When Haimonot’s wife traveled to Sawa near the Sudan border to try to visit her husband last week, the military camp authorities refused to allow her to see him. The pastor and five other believers from the Barentu arrest have refused to sign documents stating that they renounce their evangelical faith.

Currently 16 full-time pastors and nearly 900 Eritrean Christians are known to be jailed in prisons, military confinement camps and shipping containers for meeting secretly for prayer and worship outside government-approved churches.

None of the prisoners have been charged in court or brought to trial by government authorities, who since May 2002 have refused to legalize religious groups outside the Orthodox, Catholic, Lutheran and Muslim faiths.

Another jailed church leader who is an insulin-dependent diabetic has been hospitalized at least once in critical condition since his arrest in mid March, according to a report yesterday from Release Eritrea, a London-based partnership advocating against religious persecution in Eritrea.

The family of the Rev. Dr. Tekleab Mengisteab, who has reportedly been unable to obtain the medications required for his diabetic condition, was not allowed to have any contact with him while he was in the hospital. A leader in the Medhane Alem Orthodox Church, a Sunday School renewal movement within the Eritrean Orthodox communion, Mengisteab has been incarcerated in the Wongel Mermera investigation center in central Asmara since March 13.

Release Eritrea also identified Demoze Afwerki, a 67-year-old bank manager detained on March 18, as one of several “vulnerable prisoners” suffering religious persecution in Eritrea. Although Afwerki has links with the unregistered Protestant churches and heads Gideons International in Eritrea, he is a member of the Evangelical Lutheran Church, one of the four “official” religions enjoying government recognition.

Arrested a year ago this month, well-known Christian singer Helen Berhane continues to be either locked in a container or held in an underground cell at the Mai Serwa military camp under miserable conditions. She has steadfastly refused to sign a promise to stop singing or participating in proscribed evangelical activities.

In a new arrest confirmed in Asmara last week, 45-year-old Girmaye Ambaye was reportedly taken into custody by security police on May 11 for witnessing to people on a city bus. It was Ambaye’s third time to be jailed for his faith in the past two years.

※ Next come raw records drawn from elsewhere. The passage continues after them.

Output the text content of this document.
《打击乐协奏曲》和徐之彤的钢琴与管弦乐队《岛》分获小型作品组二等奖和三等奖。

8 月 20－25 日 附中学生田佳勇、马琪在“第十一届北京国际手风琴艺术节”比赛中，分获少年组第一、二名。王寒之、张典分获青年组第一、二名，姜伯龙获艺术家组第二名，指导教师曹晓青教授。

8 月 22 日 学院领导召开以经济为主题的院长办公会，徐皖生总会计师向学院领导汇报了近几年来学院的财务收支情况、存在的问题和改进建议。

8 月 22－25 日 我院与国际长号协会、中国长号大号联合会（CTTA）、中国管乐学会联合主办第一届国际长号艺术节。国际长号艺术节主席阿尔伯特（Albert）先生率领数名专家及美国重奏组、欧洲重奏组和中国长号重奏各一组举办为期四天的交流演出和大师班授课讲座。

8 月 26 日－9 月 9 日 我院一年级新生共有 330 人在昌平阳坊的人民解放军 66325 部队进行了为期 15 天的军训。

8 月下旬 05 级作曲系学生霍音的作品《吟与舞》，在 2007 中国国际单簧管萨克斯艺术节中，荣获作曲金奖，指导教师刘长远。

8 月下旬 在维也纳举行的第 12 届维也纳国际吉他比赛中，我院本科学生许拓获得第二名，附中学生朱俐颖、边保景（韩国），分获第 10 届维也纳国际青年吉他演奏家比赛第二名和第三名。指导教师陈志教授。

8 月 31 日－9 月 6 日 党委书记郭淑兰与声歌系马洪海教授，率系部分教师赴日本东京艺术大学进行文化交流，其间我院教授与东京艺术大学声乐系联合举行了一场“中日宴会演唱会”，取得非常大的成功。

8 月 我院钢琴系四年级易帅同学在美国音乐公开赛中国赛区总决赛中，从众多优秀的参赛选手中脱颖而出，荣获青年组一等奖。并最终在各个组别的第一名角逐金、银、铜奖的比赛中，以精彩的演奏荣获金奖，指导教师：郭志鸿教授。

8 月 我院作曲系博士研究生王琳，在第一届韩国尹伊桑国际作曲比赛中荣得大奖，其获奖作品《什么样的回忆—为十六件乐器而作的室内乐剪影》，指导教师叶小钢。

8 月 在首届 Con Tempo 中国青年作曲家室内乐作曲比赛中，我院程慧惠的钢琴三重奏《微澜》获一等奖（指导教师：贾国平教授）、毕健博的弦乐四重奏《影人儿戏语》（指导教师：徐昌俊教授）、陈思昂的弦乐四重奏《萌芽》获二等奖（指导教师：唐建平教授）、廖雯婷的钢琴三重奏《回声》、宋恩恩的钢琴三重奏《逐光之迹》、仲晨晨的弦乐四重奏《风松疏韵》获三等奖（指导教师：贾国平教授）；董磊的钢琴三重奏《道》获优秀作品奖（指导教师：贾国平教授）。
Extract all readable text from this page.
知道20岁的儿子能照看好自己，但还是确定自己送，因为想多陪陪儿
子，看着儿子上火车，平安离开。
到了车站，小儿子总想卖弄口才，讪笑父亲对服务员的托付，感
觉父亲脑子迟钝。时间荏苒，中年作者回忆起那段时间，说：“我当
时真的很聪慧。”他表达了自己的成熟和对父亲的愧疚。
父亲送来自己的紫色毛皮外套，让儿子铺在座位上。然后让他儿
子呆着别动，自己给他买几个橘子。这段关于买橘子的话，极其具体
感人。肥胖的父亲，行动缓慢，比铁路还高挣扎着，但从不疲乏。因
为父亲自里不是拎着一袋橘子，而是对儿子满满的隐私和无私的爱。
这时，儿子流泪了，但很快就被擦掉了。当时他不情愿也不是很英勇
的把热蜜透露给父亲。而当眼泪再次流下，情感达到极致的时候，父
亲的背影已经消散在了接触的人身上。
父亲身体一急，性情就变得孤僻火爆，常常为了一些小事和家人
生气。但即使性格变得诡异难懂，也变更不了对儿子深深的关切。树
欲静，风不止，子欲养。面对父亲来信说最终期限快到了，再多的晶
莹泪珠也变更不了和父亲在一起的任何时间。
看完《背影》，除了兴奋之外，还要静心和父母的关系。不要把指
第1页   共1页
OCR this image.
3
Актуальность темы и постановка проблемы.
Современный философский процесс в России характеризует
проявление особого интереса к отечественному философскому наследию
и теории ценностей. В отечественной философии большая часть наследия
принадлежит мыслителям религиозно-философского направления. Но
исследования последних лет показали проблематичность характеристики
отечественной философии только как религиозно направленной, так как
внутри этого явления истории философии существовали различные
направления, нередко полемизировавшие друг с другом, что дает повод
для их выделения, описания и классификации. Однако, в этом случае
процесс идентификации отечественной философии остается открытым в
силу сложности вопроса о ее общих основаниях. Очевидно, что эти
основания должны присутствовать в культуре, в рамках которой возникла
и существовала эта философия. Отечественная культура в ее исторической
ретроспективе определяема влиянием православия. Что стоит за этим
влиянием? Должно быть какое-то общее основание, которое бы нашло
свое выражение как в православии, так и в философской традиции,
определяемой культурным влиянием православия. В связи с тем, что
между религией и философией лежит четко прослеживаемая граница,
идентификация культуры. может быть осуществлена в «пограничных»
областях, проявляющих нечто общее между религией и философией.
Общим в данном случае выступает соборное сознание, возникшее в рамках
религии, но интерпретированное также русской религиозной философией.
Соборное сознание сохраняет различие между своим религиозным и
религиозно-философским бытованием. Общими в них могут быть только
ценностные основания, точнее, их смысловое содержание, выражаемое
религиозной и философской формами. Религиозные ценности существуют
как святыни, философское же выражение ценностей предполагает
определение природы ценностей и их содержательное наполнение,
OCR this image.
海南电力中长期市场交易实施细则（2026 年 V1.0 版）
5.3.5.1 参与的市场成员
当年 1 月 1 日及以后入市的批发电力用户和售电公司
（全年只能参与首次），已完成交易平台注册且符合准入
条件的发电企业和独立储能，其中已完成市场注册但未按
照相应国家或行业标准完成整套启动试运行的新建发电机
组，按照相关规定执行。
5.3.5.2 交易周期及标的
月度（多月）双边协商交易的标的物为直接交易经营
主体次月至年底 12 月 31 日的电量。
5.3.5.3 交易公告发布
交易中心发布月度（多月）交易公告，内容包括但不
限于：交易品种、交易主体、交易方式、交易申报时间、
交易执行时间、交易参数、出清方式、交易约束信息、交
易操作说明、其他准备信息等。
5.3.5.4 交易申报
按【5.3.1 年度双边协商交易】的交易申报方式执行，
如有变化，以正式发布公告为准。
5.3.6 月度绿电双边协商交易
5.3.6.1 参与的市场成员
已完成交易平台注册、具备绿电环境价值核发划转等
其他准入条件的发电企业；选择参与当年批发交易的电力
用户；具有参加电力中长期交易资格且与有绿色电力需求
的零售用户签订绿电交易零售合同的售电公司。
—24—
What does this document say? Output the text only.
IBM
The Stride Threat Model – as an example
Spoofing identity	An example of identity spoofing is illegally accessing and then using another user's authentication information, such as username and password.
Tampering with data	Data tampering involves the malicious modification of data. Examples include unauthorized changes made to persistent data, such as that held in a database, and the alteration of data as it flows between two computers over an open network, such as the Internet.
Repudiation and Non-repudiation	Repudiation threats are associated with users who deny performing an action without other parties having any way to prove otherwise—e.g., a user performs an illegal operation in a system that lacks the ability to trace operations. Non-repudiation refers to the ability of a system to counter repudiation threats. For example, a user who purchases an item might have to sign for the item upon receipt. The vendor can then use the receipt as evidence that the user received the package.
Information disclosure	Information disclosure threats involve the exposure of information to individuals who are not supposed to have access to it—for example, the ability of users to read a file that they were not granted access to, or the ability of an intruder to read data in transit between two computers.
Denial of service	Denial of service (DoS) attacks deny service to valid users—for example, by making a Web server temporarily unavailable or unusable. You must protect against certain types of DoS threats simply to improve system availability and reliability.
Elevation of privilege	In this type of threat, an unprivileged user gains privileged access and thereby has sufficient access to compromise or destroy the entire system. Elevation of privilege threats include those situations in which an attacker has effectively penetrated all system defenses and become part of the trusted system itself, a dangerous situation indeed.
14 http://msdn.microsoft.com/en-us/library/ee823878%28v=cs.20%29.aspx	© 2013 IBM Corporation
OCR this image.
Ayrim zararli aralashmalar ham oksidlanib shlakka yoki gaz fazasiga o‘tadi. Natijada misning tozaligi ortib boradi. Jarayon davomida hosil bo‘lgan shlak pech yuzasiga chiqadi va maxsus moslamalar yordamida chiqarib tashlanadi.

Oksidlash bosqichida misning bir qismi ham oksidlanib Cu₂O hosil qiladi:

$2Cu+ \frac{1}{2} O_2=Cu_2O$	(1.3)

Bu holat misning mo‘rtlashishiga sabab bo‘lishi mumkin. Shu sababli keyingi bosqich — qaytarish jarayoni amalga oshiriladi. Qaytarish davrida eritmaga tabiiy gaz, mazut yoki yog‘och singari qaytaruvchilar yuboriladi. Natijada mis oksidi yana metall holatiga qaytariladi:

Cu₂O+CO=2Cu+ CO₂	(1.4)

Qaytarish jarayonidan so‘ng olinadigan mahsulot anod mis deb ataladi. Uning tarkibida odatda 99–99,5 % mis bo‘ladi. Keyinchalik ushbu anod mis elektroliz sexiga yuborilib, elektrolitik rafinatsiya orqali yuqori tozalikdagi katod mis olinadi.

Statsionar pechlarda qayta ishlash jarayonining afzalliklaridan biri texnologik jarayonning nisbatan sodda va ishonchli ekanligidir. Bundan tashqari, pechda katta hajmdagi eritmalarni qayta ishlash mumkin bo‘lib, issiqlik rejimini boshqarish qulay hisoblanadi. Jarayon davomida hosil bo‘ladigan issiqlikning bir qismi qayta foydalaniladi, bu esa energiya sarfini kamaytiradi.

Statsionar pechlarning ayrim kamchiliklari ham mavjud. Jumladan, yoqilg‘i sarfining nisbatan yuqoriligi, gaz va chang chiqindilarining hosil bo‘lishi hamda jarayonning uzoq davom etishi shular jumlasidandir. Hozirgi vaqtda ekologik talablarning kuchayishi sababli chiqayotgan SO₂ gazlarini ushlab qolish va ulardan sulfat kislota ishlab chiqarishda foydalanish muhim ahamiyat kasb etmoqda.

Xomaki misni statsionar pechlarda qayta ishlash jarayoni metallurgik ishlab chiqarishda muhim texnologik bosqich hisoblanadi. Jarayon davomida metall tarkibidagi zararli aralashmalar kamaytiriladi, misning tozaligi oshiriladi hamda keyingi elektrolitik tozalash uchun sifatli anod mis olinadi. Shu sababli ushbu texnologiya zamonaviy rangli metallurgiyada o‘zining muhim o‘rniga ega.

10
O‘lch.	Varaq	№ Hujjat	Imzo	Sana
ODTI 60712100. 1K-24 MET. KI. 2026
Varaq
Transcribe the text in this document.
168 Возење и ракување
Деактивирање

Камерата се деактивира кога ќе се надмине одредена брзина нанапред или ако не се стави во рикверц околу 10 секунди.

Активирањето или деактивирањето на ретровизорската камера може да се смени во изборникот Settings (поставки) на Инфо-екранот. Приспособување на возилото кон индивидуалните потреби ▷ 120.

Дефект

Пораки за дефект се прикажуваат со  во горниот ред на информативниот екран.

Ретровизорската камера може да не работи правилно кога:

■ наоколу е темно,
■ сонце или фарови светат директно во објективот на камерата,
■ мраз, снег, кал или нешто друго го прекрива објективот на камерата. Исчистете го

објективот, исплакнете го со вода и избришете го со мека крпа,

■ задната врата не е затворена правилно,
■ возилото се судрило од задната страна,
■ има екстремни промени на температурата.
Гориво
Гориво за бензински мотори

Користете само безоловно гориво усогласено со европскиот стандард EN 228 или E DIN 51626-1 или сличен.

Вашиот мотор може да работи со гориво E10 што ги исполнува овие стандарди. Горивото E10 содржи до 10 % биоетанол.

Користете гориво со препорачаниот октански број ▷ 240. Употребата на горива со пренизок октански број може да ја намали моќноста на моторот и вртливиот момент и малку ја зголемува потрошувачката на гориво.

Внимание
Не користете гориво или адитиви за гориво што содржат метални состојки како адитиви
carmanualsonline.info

The itinerant evangelist had been arrested before in the spring of 2004 for attending a home prayer meeting in Asmara. Jailed for nearly two months, he was first held in a large warehouse type prison at Adi-Abeto, and later locked into a large metal shipping container with a dozen other prisoners at the Mai Serwa military camp.

Previously, Ambaye had been deported back to Eritrea in August 2003 from Saudi Arabia, where he was imprisoned for five months for participating in Christian worship services and evangelizing Muslim Arabs.

Meanwhile, the National Security headquarters in Asmara opened a new security office in the Ministry of Education last week. The new security branch was formed “to supervise and stop religious activities in all the government schools in the country,” a local source confirmed to Compass. “Now there are security measures in place to report students for any Christian activities.”

In a policy brief on Eritrea released May 5, the U.S. Commission on International Religious Freedom declared that the Eritrean government “engages in systematic and egregious violations of the right to freedom of thought, conscience, and religion or belief.”

Eritrean government representatives consistently deny that any religious persecution occurs in the country, describing the documented reports of Amnesty International, the U.S. State Department and other sources as “groundless.